As a summer intern, I have been blessed to join in welcoming my new neighbors in love. Josef Pieper said love is saying it’s good that you exist. As a volunteer, I watched New American students develop confidence while finding their place in a new country. I also watched friends grow beyond the trellis of support the Peace Center provides. While driving to swimming, ceramics, citizenship, and math classes this summer, I am invited to exist in Jesus’ love with my friends.
The joy of my summer has been picking up kids at the end of a week who eagerly jump into my car with smiles, saying “Good morning, friend, I am so excited for today because we get to spend time with you swimming.” Most of the families at the Peace Center have a disarming presence of assumed friendship that jumps and waves when they see you or lean in for a hug after you knock on their door. They remind me of the joy of Jesus and how he is always our friend.

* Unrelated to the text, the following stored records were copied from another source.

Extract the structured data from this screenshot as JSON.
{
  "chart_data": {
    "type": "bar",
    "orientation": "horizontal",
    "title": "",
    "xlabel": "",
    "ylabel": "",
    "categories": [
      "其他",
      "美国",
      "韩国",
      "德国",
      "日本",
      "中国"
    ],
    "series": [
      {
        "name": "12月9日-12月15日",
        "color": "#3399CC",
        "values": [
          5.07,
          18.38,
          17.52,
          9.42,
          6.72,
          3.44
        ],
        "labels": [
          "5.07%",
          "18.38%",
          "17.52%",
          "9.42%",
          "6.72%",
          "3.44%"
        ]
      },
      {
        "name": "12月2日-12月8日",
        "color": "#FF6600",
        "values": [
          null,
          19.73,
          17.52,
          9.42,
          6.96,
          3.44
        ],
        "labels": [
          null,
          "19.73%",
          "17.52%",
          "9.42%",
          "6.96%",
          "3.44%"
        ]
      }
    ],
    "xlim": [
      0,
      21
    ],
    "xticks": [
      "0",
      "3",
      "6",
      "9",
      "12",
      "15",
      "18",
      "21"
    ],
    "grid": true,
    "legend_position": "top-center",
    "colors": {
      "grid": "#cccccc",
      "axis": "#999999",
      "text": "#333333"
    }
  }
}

As followers of Jesus, we understand peace as not simply the absence of conflict, but the restoration of brokenness. Staying late to sip tea at a family’s house or have a little Afro-dance party, my time at the Peace Center transforms me as a person. I now know stories of corruption, collapse, and crippling city systems. The community draws me closer to Jesus. It is a space for me to mature as a faithful follower of Jesus and a rising St Louis leader. I am grateful for faith role models like Dr. Pastor Stanish who live their commitment to serving any neighbor who knocks on the Peace Center’s Doors. His demonstration of generous living inspires me to follow in faithful action.
Currently, I attend Baylor University as an undergraduate student studying Social Entrepreneurship and Immigration. I have dreams of managing socially focused businesses that support under-resourced immigrant or indigenous populations. Regardless of these dreams, I pray God will send me where He wills as I continue to serve as a volunteer among New Americans attempting to establish a second home.